Wondering how manufacturers can continue to release larger storage drives every year? Here's some of the tech that makes it possible.

• By Scott D. Lowe
• 01/29/2014

I jumped into my first full-time job in the IT field back in early 1994 when storage costs were pretty astronomical --  close to $1,000 per GB.  Today, hard-drive storage costs are commonly lower than 4 cents per GB.  Of course, the actual price you pay for storage really depends on a lot of factors, including the kind of disk you buy (solid state vs. hard disk drive), the disk quality and intended use (consumer vs. enterprise), and some of the overall disk characteristics, such as its rotational speed.  However, the cost per gigabyte also depends on the total capacity of the disk.  As disk capacity gets larger, the cost per gigabyte often comes down thanks to economies of scale.  After all, a 512 MB disk still has the same housing as a 4 TB disk, so there is a sunk cost that goes into every hard drive that has to be overcome -- the form factor.  It's the ability for manufacturers to be able to continually cram more and more data into this form factor that helps to bring down the per-GB cost of hard drives.

In the past decade or so, there have been some tremendous advances in storage engineering and technology that have allowed storage manufacturers to release larger and larger capacity hard drives year after year.

'Pixie Dust'
The ability for disks to store more and more data is a direct result of major breakthroughs in chemistry and physics that enable manufacturers to increase what is known areal density or bit density.  This is a measurement of the number of gigabits per square in (Gb/in^2) that can be stored on a particular medium.  There has been continual increase in this figure over the years, but one of the biggest physical breakthroughs came when "pixie dust" hit the market.  This pixie dust is basically a microscopically thin layer of a material known as ruthenium, which is placed between two magnetic layers.  This achievement alone resulted in hard-drive manufacturers gaining the ability to quadruple the areal density of magnetic storage.  Later on, this technology was coupled with a smaller femto slider --  "the tiny flying wing supporting the read/write head above the surface of the disk" --  which further increased the areal density potential of magnetic media.

So, in the same amount of magnetic platter real estate, manufacturers could now place orders of more data than had been possible before.  As a result, in the same package -- the 3.5" hard disk package -- customers could get hard drives that had much more capacity while the real cost stayed about the same, meaning that customers paid less on a $/GB basis.

Perpendicular Storage
Think of a unit of storage on a disk as a Lego block.  Way back before 2006, hard disks laid individual data elements down just like you would build a wall with Legos.  Bricks were stacked lengthwise atop one another.  Of course, with a disk, the bits aren't completely on top of one another, but the tracks are laid down as a length of Lego bricks.

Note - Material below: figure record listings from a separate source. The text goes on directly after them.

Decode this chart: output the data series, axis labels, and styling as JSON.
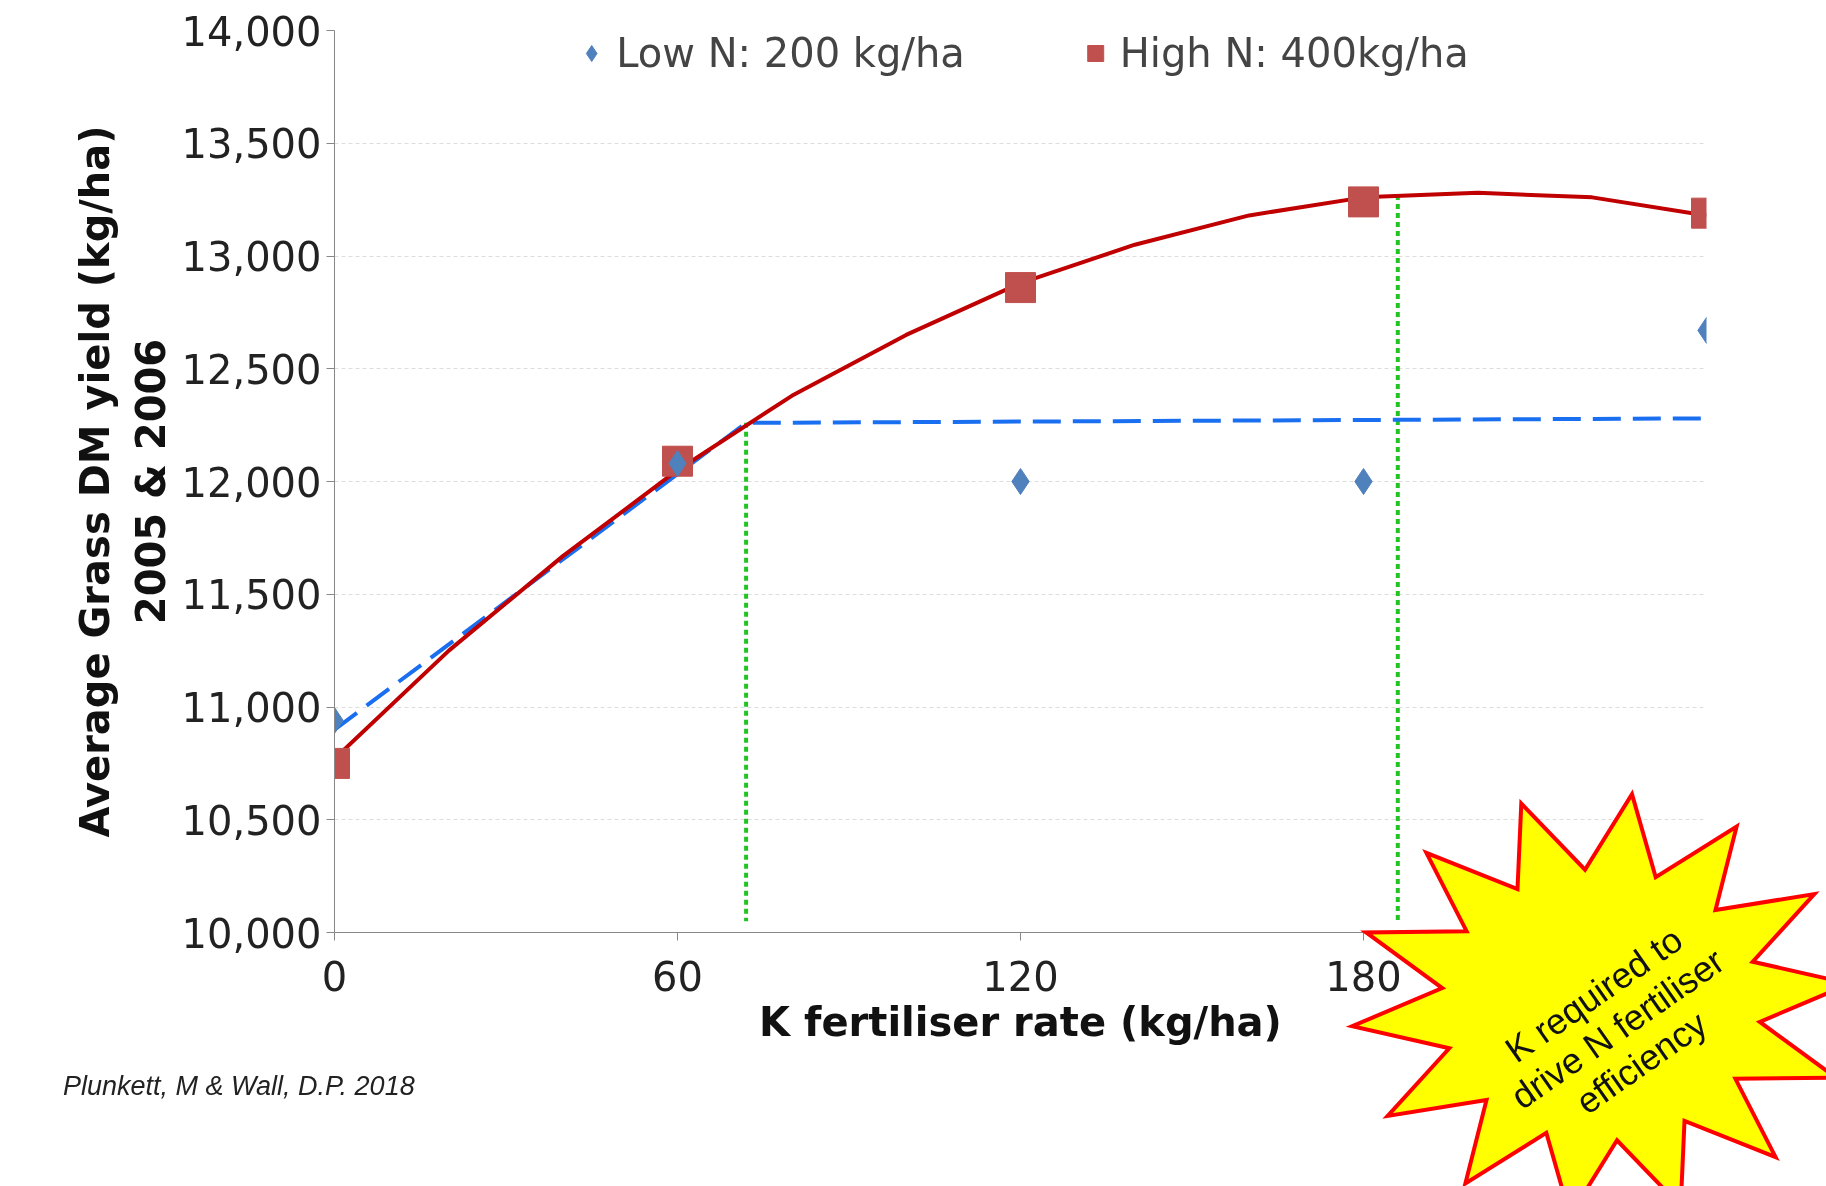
{
  "chart_data": {
    "type": "scatter",
    "xlabel": "K fertiliser rate (kg/ha)",
    "ylabel": "Average Grass DM yield (kg/ha)\n2005 & 2006",
    "annotations": [
      "Plunkett, M & Wall, D.P. 2018",
      "K required to drive N fertiliser efficiency"
    ],
    "xlim": [
      0,
      240
    ],
    "xticks": [
      0,
      60,
      120,
      180
    ],
    "ylim": [
      10000,
      14000
    ],
    "yticks": [
      {
        "value": 10000,
        "label": "10,000"
      },
      {
        "value": 10500,
        "label": "10,500"
      },
      {
        "value": 11000,
        "label": "11,000"
      },
      {
        "value": 11500,
        "label": "11,500"
      },
      {
        "value": 12000,
        "label": "12,000"
      },
      {
        "value": 12500,
        "label": "12,500"
      },
      {
        "value": 13000,
        "label": "13,000"
      },
      {
        "value": 13500,
        "label": "13,500"
      },
      {
        "value": 14000,
        "label": "14,000"
      }
    ],
    "grid": "y",
    "legend": "top",
    "series": [
      {
        "name": "Low N: 200 kg/ha",
        "marker": "diamond",
        "color": "#4f81bd",
        "x": [
          0,
          60,
          120,
          180,
          240
        ],
        "values": [
          10940,
          12080,
          12000,
          12000,
          12670
        ]
      },
      {
        "name": "High N: 400kg/ha",
        "marker": "square",
        "color": "#c0504d",
        "x": [
          0,
          60,
          120,
          180,
          240
        ],
        "values": [
          10750,
          12090,
          12860,
          13240,
          13190
        ]
      },
      {
        "type": "line",
        "color": "#c00000",
        "x": [
          0,
          20,
          40,
          60,
          80,
          100,
          120,
          140,
          160,
          180,
          200,
          220,
          240
        ],
        "values": [
          10770,
          11250,
          11670,
          12050,
          12380,
          12650,
          12880,
          13050,
          13180,
          13260,
          13280,
          13260,
          13180
        ]
      },
      {
        "type": "line",
        "line_style": "dashed",
        "color": "#1a6ff0",
        "x": [
          0,
          72,
          240
        ],
        "values": [
          10900,
          12260,
          12280
        ]
      },
      {
        "type": "line",
        "line_style": "dotted",
        "color": "#22c422",
        "x": [
          72,
          72
        ],
        "values": [
          12260,
          10050
        ]
      },
      {
        "type": "line",
        "line_style": "dotted",
        "color": "#22c422",
        "x": [
          186,
          186
        ],
        "values": [
          13270,
          10050
        ]
      }
    ]
  }
}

Perpendicular storage improves overall capacity density of hard drives by flipping these bits on their ends rather than on their bottoms.  If you have a Lego brick and you experiment with sitting it upright on its small side, you will see that is ends up using much less physical space on your desk.  The same is true for data bits.  Now imagine doing this with billions of bits of data on your disks and it becomes more obvious how this technology can improve the overall areal density of magnetic storage.

Shingled Hard Drives
When it comes to continuing to cram more data to disks, physics can get in the way.  As individual elements get smaller and as they get placed closer together, data integrity begins to be risked as the potential for flipped bits increases.  This means that, as manufacturers try to go smaller, things can get tough.  But, smaller is how drive sizes continue to increase. 

Rather than trying to make tracks on the disk super thin, which has its own physics-based challenges, singled hard drives take a different approach and write wider tracks, which are then overlapped with one another, obviating the need for smaller write heads while at the same time doubling areal data density to 3 trillion bits/sq. in.

Helium-Filled Hard Drives
Most recently, hard drive manufacturers have turned to helium to help continue to improve storage economics.  Until recently, hard drives all had regular, everyday air inside the enclosure. Today, some hard drives are actually filled with helium, which is much lighter than air.  As a result, as the disk spins and the heads are dragged through the enclosure, there is much less drag, which can mean better performance.

However, it also means that manufacturers have begun to release drives with seven platters rather than five.  As a result of having the ability to add almost 50 percent more platters, manufacturers are hard at work selling drives that sport a whopping 6 TB of capacity.